Electronic messages, such as electronic mail messages (or e-mails), instant messages, faxes and so on, are the method of choice for exchanging information with one another. As the use of electronic messages has become very popular, it is not surprising that electronic messages, such as e-mails, are frequently used for malware proliferation. In this context the term “malware” or “malicious software” refers to any software or software portions used to disrupt computer operations, gather sensitive information, or gain access to private or corporate computer systems. Malware embedded in or attached to electronic messages and distributed via electronic messages can include, among others, viruses, worms, trojan horses, ransomware, scareware, adware and/or other malicious programs.
In order to impede malware proliferation across a communications network, numerous antimalware solutions following different protection or combat strategies are on the market. For instance, there are anti-malware solutions available which are designed to provide real-time protection against installation of malicious software on a computer device by scanning all incoming network data for malware and by immediately blocking any detected threats. Also there are anti-malware solutions available which are designed to detect and remove malicious software that has already been installed on a computer device.

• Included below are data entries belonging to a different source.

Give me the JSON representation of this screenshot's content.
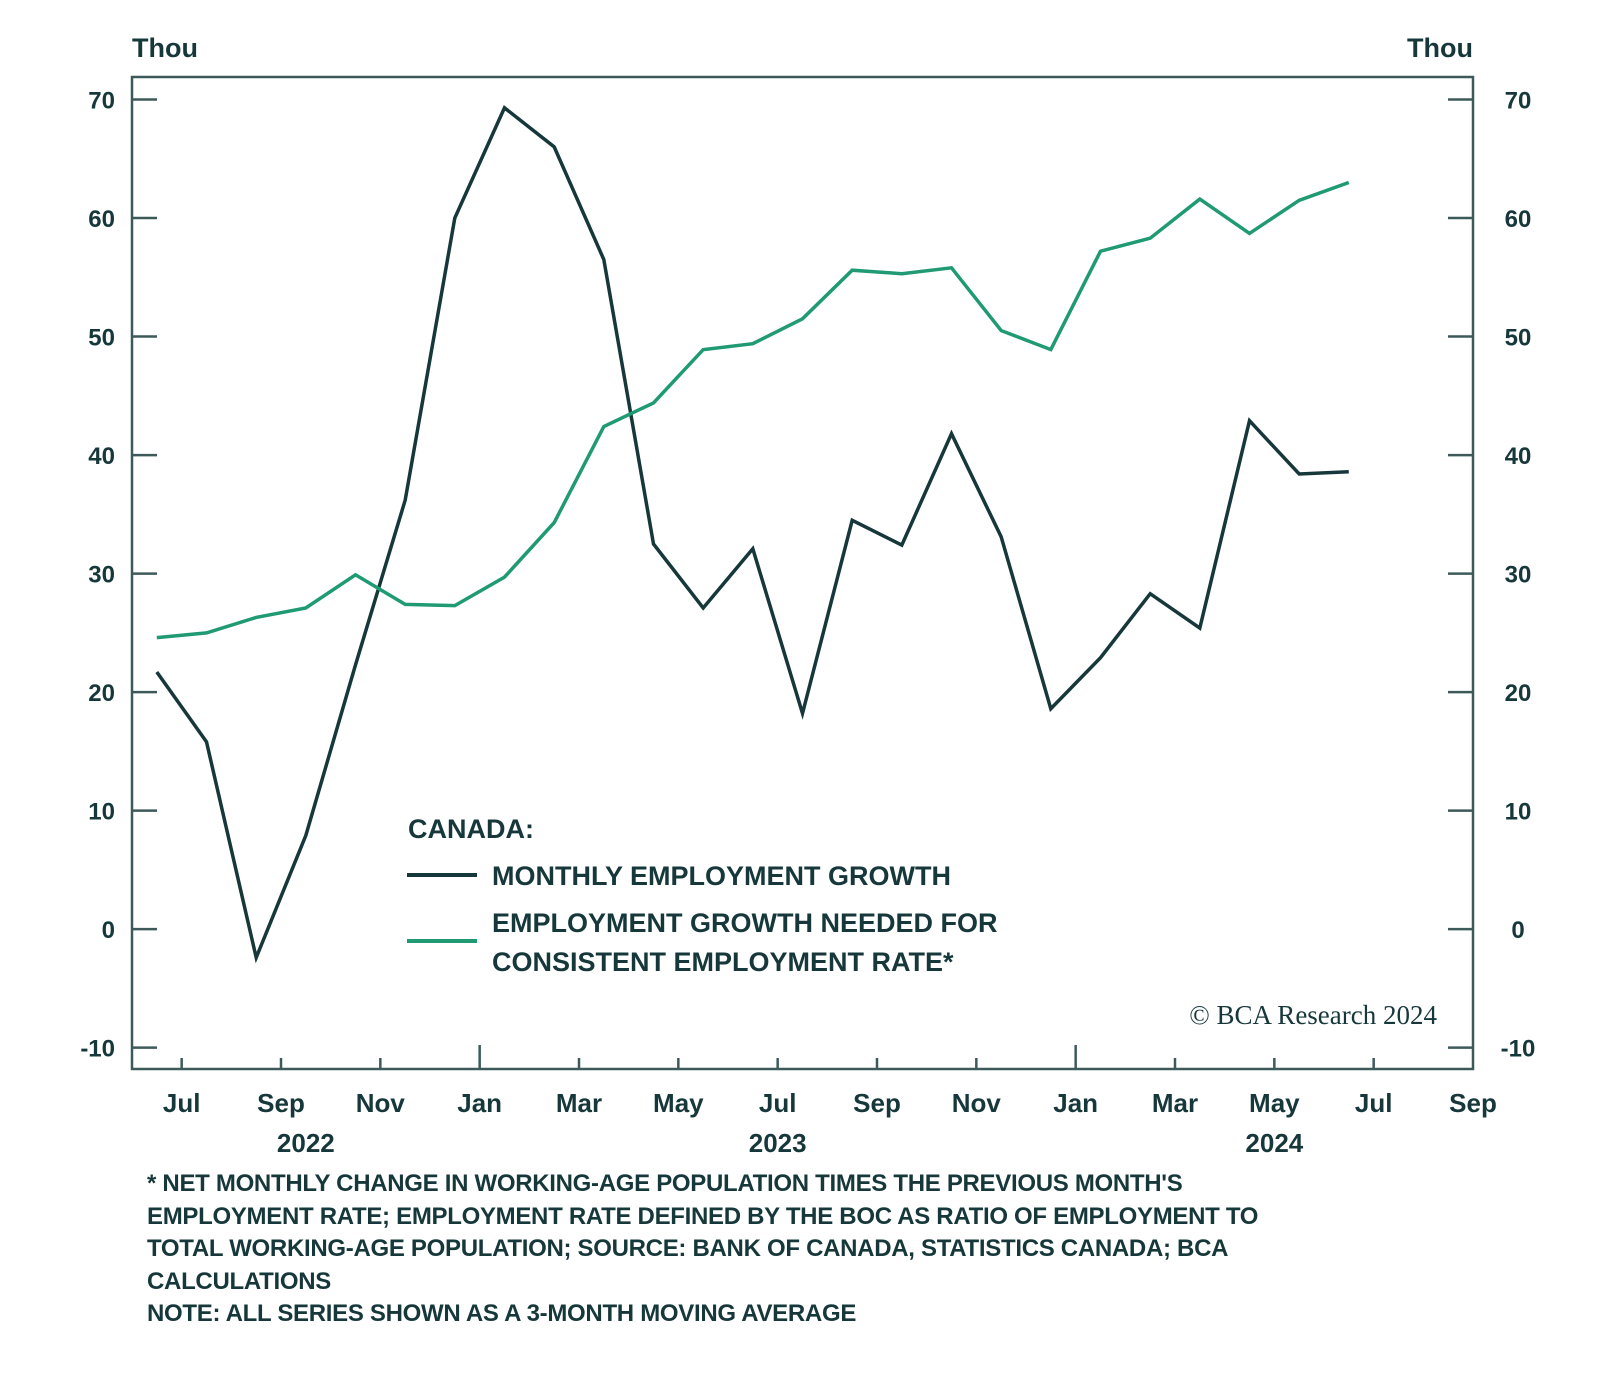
{
  "chart_data": {
    "type": "line",
    "title": "",
    "left_axis_unit": "Thou",
    "right_axis_unit": "Thou",
    "ylim": [
      -11.8,
      71.9
    ],
    "yticks": [
      -10,
      0,
      10,
      20,
      30,
      40,
      50,
      60,
      70
    ],
    "ytick_labels": [
      "-10",
      "0",
      "10",
      "20",
      "30",
      "40",
      "50",
      "60",
      "70"
    ],
    "xlim": [
      "2022-06",
      "2024-09"
    ],
    "xticks": [
      {
        "label": "Jul",
        "month_index": 1
      },
      {
        "label": "Sep",
        "month_index": 3
      },
      {
        "label": "Nov",
        "month_index": 5
      },
      {
        "label": "Jan",
        "month_index": 7,
        "major": true
      },
      {
        "label": "Mar",
        "month_index": 9
      },
      {
        "label": "May",
        "month_index": 11
      },
      {
        "label": "Jul",
        "month_index": 13
      },
      {
        "label": "Sep",
        "month_index": 15
      },
      {
        "label": "Nov",
        "month_index": 17
      },
      {
        "label": "Jan",
        "month_index": 19,
        "major": true
      },
      {
        "label": "Mar",
        "month_index": 21
      },
      {
        "label": "May",
        "month_index": 23
      },
      {
        "label": "Jul",
        "month_index": 25
      },
      {
        "label": "Sep",
        "month_index": 27
      }
    ],
    "year_labels": [
      {
        "label": "2022",
        "month_index": 3.5
      },
      {
        "label": "2023",
        "month_index": 13
      },
      {
        "label": "2024",
        "month_index": 23
      }
    ],
    "x": [
      "2022-06",
      "2022-07",
      "2022-08",
      "2022-09",
      "2022-10",
      "2022-11",
      "2022-12",
      "2023-01",
      "2023-02",
      "2023-03",
      "2023-04",
      "2023-05",
      "2023-06",
      "2023-07",
      "2023-08",
      "2023-09",
      "2023-10",
      "2023-11",
      "2023-12",
      "2024-01",
      "2024-02",
      "2024-03",
      "2024-04",
      "2024-05",
      "2024-06"
    ],
    "series": [
      {
        "name": "MONTHLY EMPLOYMENT GROWTH",
        "color": "#17383a",
        "values": [
          21.7,
          15.8,
          -2.4,
          7.9,
          22.3,
          36.2,
          60.0,
          69.3,
          66.0,
          56.5,
          32.5,
          27.1,
          32.1,
          18.2,
          34.5,
          32.4,
          41.8,
          33.1,
          18.6,
          22.9,
          28.3,
          25.4,
          42.9,
          38.4,
          38.6
        ]
      },
      {
        "name": "EMPLOYMENT GROWTH NEEDED FOR CONSISTENT EMPLOYMENT RATE*",
        "color": "#1f9a72",
        "values": [
          24.6,
          25.0,
          26.3,
          27.1,
          29.9,
          27.4,
          27.3,
          29.7,
          34.3,
          42.4,
          44.4,
          48.9,
          49.4,
          51.5,
          55.6,
          55.3,
          55.8,
          50.5,
          48.9,
          57.2,
          58.3,
          61.6,
          58.7,
          61.5,
          63.0
        ]
      }
    ],
    "legend": {
      "title": "CANADA:",
      "placement": "lower-center",
      "entries": [
        {
          "lines": [
            "MONTHLY EMPLOYMENT GROWTH"
          ],
          "color": "#17383a"
        },
        {
          "lines": [
            "EMPLOYMENT GROWTH NEEDED FOR",
            "CONSISTENT EMPLOYMENT RATE*"
          ],
          "color": "#1f9a72"
        }
      ]
    },
    "grid": false,
    "copyright": "© BCA Research 2024"
  },
  "footnote": [
    "* NET MONTHLY CHANGE IN WORKING-AGE POPULATION TIMES THE PREVIOUS MONTH'S",
    "EMPLOYMENT RATE; EMPLOYMENT RATE DEFINED BY THE BOC AS RATIO OF EMPLOYMENT TO",
    "TOTAL WORKING-AGE POPULATION; SOURCE: BANK OF CANADA, STATISTICS CANADA; BCA",
    "CALCULATIONS",
    "NOTE: ALL SERIES SHOWN AS A 3-MONTH MOVING AVERAGE"
  ]
}
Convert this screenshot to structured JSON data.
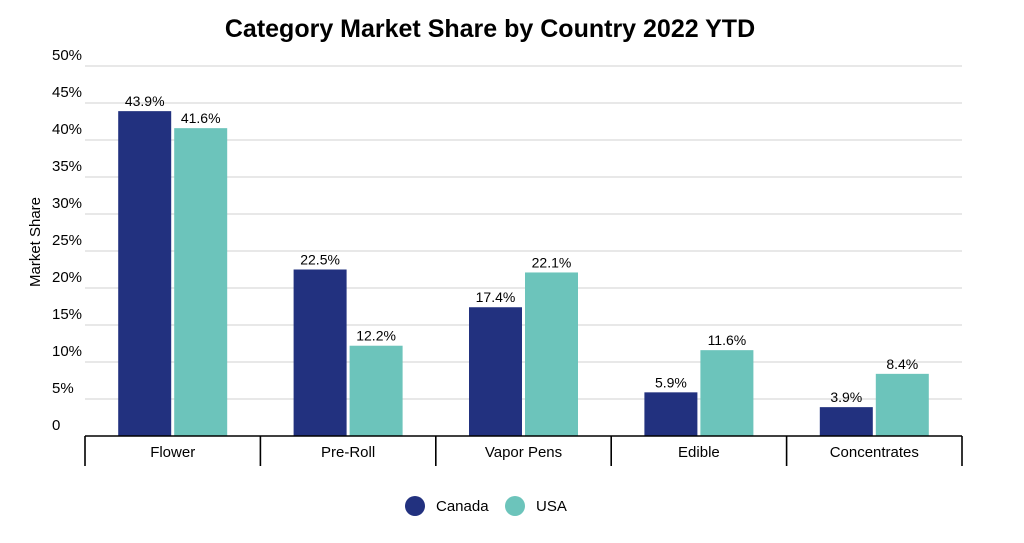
{
  "chart_data": {
    "type": "bar",
    "title": "Category Market Share by Country 2022 YTD",
    "xlabel": "",
    "ylabel": "Market Share",
    "ylim": [
      0,
      50
    ],
    "yticks": [
      {
        "value": 0,
        "label": "0"
      },
      {
        "value": 5,
        "label": "5%"
      },
      {
        "value": 10,
        "label": "10%"
      },
      {
        "value": 15,
        "label": "15%"
      },
      {
        "value": 20,
        "label": "20%"
      },
      {
        "value": 25,
        "label": "25%"
      },
      {
        "value": 30,
        "label": "30%"
      },
      {
        "value": 35,
        "label": "35%"
      },
      {
        "value": 40,
        "label": "40%"
      },
      {
        "value": 45,
        "label": "45%"
      },
      {
        "value": 50,
        "label": "50%"
      }
    ],
    "categories": [
      "Flower",
      "Pre-Roll",
      "Vapor Pens",
      "Edible",
      "Concentrates"
    ],
    "series": [
      {
        "name": "Canada",
        "color": "#22317f",
        "values": [
          43.9,
          22.5,
          17.4,
          5.9,
          3.9
        ],
        "labels": [
          "43.9%",
          "22.5%",
          "17.4%",
          "5.9%",
          "3.9%"
        ]
      },
      {
        "name": "USA",
        "color": "#6cc4bb",
        "values": [
          41.6,
          12.2,
          22.1,
          11.6,
          8.4
        ],
        "labels": [
          "41.6%",
          "12.2%",
          "22.1%",
          "11.6%",
          "8.4%"
        ]
      }
    ],
    "grid": true,
    "legend_position": "bottom-center"
  }
}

Moreover, in order to efficiently impede malware proliferation in communications networks, appropriate anti-malware solutions are provided for remote messaging servers of the communications networks which are designed to route messages originating from one or more message sending devices to one or more message receiving devices. Such anti-malware solutions on are usually realized in the form of software and hardware modules implemented in the messaging servers which are designed to perform an anti-malware check for each message. That is, the messaging servers scan the messages for malware and only clean messages (i.e., non-malicious messages) are routed to the message receiving devices, whereas malicious messages are filtered out by the messaging servers, even before the malicious message can reach a receiving device.
Such anti-malware solutions usually work on the basis of a comparison of the message content with known virus signatures. A virus signature is an algorithm or a static hash (i.e., a numerical value of a portion of code unique to the virus) that can be used as fingerprint for a specific virus. Such an anti-malware detection technique is very efficient, but has the shortcoming that only viruses already known by the anti-malware software can be efficiently filtered out. Even in case the known virus signatures of the anti-malware module are regularly updated, there is some risk that newest generation malware (so called “zero-day malware”) may remain undetected. Hence, the known anti-malware detection for communications systems or communications networks has the risk that newest generation malware remains undetected for a longer period of time. Accordingly, malicious messages which are erroneously considered to be clean may be routed to message receiving devices rather than filtered out.
Accordingly, there is a need for an efficient malware detection technique in communications networks which overcomes the above-mentioned technical disadvantages.